Before we can get an appreciation of what a neural network does, we should look at the biological background from which it is derived.

If you looked at a brain in a microscope you'd see that it consists of specialised cells called neurons. Neurons are peculiar cells indeed.

Figure 1

The main body of the neuron is called the soma, and it has a veritable forest of dendrites through which input signals arrive. If the number of incoming signals is sufficient, the difference in voltage potential will cause the axon hillock to fire its own signal down the axon, a comparatively long extension of the cell.

The axon branches out towards the end, and at the end of each branch is a synapse that connects to a dendrite of another neuron.

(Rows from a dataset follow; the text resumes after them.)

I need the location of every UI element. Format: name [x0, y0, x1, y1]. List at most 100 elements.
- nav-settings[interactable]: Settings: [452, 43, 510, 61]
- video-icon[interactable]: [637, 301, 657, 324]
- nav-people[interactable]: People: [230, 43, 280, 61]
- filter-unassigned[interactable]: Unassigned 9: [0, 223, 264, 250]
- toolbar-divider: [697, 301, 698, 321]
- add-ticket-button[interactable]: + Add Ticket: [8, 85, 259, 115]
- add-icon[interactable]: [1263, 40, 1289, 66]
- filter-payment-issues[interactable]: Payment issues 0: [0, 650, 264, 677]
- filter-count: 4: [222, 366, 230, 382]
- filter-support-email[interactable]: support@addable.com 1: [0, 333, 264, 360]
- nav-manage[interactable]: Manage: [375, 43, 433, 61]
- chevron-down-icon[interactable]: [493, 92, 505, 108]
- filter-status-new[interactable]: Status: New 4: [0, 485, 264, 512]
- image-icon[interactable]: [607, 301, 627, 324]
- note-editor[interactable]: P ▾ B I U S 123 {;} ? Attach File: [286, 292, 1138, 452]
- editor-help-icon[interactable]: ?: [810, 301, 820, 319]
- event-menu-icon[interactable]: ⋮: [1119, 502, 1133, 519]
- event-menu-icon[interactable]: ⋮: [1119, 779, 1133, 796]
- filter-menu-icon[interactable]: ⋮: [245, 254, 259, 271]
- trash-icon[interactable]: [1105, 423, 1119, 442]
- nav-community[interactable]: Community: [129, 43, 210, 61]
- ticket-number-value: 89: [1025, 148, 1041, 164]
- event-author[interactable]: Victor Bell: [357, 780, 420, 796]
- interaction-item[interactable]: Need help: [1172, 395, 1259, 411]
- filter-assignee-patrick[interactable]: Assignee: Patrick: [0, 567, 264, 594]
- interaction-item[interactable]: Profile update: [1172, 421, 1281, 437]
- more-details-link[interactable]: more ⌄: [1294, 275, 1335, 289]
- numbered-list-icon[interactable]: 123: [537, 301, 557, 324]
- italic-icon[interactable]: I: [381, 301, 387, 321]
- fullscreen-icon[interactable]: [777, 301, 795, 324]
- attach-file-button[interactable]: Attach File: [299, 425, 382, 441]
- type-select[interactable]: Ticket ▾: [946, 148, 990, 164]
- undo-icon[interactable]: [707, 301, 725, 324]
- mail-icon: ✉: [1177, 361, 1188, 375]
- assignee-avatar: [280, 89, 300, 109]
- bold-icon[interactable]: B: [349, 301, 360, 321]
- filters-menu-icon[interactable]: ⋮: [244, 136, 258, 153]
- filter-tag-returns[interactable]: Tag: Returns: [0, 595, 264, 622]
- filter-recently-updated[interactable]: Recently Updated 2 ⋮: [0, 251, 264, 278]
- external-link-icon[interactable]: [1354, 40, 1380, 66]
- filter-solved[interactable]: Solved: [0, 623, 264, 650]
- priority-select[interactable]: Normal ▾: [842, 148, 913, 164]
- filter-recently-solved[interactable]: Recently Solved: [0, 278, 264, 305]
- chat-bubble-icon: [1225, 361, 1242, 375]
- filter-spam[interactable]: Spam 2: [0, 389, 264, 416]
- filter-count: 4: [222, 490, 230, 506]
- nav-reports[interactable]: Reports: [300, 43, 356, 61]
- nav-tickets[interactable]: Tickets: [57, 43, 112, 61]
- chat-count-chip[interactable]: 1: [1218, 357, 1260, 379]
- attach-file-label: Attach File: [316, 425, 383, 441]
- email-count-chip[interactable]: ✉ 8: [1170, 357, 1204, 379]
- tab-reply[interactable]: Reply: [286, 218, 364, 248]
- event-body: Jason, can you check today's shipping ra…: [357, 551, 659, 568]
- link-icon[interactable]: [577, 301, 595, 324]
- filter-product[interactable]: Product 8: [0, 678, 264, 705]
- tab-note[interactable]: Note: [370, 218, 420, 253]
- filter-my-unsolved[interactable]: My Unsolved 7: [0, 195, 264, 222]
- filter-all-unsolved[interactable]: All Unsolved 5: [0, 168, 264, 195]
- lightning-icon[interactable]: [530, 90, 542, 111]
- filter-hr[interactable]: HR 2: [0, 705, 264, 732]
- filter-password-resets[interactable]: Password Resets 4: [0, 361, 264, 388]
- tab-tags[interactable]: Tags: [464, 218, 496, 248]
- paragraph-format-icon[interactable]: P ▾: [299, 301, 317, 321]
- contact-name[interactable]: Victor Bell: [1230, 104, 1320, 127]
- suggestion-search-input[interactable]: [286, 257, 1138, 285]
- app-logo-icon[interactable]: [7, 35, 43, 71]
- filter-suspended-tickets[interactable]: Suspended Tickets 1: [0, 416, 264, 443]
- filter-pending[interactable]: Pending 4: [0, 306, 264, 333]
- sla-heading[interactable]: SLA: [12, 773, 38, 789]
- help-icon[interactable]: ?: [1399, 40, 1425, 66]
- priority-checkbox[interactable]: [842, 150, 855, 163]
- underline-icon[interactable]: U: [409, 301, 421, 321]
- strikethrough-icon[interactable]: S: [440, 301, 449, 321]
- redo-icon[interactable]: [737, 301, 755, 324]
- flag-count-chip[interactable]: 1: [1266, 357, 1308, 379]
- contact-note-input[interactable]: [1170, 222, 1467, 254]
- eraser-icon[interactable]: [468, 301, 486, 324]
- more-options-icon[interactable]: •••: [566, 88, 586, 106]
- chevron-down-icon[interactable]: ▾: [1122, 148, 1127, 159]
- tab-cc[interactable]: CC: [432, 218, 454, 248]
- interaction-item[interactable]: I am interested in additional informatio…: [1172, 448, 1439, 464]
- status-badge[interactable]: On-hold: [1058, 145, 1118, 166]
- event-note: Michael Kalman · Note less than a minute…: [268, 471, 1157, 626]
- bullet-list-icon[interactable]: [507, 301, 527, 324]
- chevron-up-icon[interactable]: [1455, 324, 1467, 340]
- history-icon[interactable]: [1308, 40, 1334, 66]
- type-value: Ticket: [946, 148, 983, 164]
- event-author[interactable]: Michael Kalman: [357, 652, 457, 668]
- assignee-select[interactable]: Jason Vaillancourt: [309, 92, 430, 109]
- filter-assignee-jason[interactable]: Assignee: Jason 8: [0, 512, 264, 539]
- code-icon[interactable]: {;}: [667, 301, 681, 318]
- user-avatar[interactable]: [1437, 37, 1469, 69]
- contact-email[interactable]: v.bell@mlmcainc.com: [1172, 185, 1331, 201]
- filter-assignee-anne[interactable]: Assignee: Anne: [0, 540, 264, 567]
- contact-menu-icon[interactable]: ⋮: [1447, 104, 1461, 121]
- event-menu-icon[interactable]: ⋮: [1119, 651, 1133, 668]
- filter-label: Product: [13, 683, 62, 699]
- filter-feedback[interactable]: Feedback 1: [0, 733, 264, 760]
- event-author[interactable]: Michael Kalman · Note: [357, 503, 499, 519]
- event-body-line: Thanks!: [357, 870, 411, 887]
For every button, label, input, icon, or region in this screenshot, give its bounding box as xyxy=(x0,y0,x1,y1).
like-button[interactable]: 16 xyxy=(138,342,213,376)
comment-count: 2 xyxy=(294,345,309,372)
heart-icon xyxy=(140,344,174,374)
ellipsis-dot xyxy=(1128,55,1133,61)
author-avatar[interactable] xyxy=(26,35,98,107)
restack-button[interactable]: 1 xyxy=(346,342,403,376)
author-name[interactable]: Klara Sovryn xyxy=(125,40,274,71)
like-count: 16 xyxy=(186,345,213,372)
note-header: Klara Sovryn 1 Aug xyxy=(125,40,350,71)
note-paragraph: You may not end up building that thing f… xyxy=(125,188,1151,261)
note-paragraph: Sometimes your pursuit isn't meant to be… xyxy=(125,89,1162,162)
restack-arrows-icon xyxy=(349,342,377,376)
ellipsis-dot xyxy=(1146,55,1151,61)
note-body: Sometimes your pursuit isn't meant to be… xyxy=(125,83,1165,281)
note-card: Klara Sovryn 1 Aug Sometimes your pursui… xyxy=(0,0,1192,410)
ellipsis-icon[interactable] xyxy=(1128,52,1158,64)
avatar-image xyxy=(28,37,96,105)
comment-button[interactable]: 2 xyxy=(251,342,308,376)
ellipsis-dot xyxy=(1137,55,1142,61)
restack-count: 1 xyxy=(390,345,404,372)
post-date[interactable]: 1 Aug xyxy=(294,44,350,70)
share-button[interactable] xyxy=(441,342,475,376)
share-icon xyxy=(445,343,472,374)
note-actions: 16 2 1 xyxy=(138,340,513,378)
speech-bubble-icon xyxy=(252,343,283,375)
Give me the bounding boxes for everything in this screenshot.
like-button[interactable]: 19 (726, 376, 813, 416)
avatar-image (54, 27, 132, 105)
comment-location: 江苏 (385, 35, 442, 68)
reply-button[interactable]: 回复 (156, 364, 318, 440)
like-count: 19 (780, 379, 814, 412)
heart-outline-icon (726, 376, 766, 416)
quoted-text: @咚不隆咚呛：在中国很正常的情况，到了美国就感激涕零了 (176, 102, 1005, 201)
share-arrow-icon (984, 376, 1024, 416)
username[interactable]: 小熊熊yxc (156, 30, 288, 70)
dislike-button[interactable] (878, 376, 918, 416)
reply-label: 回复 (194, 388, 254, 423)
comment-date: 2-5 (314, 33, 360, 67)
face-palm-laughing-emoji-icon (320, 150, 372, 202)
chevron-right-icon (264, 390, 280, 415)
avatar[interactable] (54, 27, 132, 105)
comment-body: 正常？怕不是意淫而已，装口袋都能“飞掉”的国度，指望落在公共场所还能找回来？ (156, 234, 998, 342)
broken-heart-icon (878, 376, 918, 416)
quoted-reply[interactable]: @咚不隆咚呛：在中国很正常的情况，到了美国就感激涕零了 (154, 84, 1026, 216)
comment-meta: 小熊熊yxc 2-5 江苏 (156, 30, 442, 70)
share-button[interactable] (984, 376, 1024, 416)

The signal travels through the synapse (we talk of the synapse firing) into the dendrite and this signal then participates in whether the next neuron fires or not.

So, boiling this down to the absolute fundamentals (without worrying about the chemical processes that help the signal travel across the synaptic gap, or about the myriad other processes in the cell) we have:

  • a set of input signals coming into the cell from other cells;
  • if the sum of the signals reaches a threshold, the cell fires its own signal;
  • the output signal from a cell will become the input signal to several other cells.

So, in short: inputs, summation and, if above threshold, output. Sounds computer-like.

In the human brain there are roughly 20 billion neurons (the number depends on various factors, including age and gender). Each neuron will be connected through synapses to roughly 10,000 other neurons.

The brain is a giant, complicated network of dendritic connections. Unlike computers, it's massively parallel: computations are going on all over the brain. It boggles the mind how complex it is – indeed, how it works at all.

So let's draw back from the brink and look at how we might mimic this in computing.